The remarkable thing about President Bush’s speech was the setting of the stage that occurred earlier in the day. Less than six minutes out of LaGuardia airport with 150 passengers, two pilots and three flight attendants on board, an Airbus A320 headed for Charlotte N.C. suddenly shook and caught fire. Amid the multitude of split second decisions he was making, the pilot keyed the intercom mic and said, “brace for hard impact.” Passengers said his voice was calm and reassuring. My friends who are pilots tell me two things:

1. The first thing you do when you’re in the air is start looking around for a place to set down in case something happens.

2. In the first ten minutes or so a complete power loss is almost certainly going to be disastrous. YOu don’t have enough speed or altitude to pick a good place, and unless a miracle occurs, you’re likely to crash.

And yet, Captain Chesley B. Sullenberger III, Sully to his friends, brought his plane to rest in the middle of the Hudson River, not far from 42nd Street in a water landing that was nothing short of miraculous. The crew cleared the plane immediately through the emergency exits, hustling passengers onto ferry boats that had come to rescue within minutes. There was no panic, very few injuries and some passengers hardly got wet. Captain Sully refused to don a life vest, made two full sweeps of the aircraft’s passenger cabin to be sure everyone was last to leave the planefor safety on the shore.

Commuter ferries operating in the area moved immediately to help passengers as they exited the sinking aircraft, and took them to shore.
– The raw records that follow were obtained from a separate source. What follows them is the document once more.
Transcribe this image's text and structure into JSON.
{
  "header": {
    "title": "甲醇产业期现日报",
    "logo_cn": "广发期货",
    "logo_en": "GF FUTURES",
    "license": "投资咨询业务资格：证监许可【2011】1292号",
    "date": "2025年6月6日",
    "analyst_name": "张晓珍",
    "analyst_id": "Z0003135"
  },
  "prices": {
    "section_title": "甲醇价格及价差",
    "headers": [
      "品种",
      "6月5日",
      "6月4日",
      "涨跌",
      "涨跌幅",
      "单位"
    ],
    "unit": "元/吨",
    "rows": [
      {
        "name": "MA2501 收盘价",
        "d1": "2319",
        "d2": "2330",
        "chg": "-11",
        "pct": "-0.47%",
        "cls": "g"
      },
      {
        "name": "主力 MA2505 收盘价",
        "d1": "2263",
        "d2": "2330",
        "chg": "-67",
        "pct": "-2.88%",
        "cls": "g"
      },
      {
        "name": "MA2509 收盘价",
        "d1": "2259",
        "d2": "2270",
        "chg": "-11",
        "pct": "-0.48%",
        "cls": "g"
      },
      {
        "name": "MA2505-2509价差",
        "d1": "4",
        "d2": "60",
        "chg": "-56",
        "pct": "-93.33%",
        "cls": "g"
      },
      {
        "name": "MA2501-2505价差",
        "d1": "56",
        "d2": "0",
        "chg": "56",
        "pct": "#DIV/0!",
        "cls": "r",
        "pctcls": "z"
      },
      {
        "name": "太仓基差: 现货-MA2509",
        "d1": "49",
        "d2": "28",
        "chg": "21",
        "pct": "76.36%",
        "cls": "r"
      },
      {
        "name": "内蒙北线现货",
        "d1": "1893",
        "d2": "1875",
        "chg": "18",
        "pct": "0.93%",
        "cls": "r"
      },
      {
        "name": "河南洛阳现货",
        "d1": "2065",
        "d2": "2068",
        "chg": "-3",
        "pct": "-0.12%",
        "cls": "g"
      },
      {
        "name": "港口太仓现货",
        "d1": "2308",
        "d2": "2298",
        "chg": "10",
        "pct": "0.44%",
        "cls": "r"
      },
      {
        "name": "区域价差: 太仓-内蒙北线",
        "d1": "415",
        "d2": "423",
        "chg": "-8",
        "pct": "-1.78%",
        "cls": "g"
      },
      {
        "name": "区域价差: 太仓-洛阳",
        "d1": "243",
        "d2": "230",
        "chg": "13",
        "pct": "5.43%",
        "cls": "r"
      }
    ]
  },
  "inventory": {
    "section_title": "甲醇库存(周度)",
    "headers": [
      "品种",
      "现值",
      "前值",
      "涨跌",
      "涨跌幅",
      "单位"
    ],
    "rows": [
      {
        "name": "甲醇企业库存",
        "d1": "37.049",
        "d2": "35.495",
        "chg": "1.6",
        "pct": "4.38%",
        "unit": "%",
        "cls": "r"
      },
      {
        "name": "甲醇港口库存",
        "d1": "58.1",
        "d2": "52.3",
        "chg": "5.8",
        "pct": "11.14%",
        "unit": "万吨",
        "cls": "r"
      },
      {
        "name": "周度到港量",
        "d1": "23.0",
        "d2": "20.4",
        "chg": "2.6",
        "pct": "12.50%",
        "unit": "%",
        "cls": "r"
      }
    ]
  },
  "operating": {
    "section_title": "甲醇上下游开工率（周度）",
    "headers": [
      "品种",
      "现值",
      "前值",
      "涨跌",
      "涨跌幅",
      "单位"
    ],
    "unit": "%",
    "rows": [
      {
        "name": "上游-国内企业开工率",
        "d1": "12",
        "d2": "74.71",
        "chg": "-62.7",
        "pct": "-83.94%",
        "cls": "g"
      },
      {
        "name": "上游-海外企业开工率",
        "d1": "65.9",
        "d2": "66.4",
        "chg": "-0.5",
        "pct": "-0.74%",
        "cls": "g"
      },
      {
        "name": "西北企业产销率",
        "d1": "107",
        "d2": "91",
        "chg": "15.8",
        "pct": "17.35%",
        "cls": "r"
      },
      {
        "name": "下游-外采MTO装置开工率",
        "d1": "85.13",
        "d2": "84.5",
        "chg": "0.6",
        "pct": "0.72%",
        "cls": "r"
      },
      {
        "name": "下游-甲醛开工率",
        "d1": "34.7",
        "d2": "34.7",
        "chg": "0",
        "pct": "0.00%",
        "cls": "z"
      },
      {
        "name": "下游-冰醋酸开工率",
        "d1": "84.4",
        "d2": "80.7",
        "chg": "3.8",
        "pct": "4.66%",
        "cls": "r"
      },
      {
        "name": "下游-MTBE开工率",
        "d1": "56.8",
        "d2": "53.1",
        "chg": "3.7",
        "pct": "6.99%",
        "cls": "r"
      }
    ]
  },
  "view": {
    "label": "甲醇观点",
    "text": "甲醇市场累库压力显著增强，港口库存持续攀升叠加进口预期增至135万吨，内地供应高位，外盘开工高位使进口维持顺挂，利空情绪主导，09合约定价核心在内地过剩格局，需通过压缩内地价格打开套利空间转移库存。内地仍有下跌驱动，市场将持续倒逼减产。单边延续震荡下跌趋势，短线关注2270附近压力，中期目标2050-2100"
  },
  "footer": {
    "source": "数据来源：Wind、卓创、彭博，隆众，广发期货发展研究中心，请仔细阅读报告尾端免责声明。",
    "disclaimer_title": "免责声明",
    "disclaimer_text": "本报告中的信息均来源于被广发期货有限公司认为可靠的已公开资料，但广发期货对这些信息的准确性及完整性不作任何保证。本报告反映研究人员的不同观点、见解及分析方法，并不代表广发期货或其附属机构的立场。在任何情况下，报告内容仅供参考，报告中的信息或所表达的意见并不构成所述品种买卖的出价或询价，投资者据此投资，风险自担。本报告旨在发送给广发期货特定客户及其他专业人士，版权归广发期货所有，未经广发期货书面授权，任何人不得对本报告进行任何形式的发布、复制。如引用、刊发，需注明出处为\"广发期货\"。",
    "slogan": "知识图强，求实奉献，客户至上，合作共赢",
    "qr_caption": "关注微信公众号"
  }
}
Rescue boats arrived only minutes later. Police, firefighters, paramedics and just plain folks were among the heroes of the day.

All this underlines, albeit in advance of the speech, what President Bush wanted to say about the exceptional character of American citizens. We are a diverse people from all kinds of backgrounds and ethnicities. And yet none of that matters when there’s an emergency. We cross a broad spectrum of social and economic strata. And yet no questions are asked when the need presents itself. We are sometimes divided by politics, religion, or the lack thereof. And yet, when there’s a life to be saved it is the emergency that takes precedence.

Last night on his radio broadcast Hugh Hewitt spoke of and read a very powerful editorial from Time Magazine referencing another aircraft crash, this one occurring in January of 1982. Written by Roger Rosenblatt, “The Man In The Water” is an incisive and beautifully written comment on the exceptional character of people who put others before themselves. I link it here because it reminds us well of the great need we have to teach character not only to our children, but to those adults among us who have grown up in and are products of the “me first” generation.

Had I been President Bush I might have found it much more difficult to resist a few one-liners, a zinger or two aimed at the folly of political process that so often gets in its own way. But he was too classy for that. It is this kind of class, and a nation framed in freedom by its founders that produces people of extraordinary, exceptional character. Like our president, today I am glad to be an American citizen.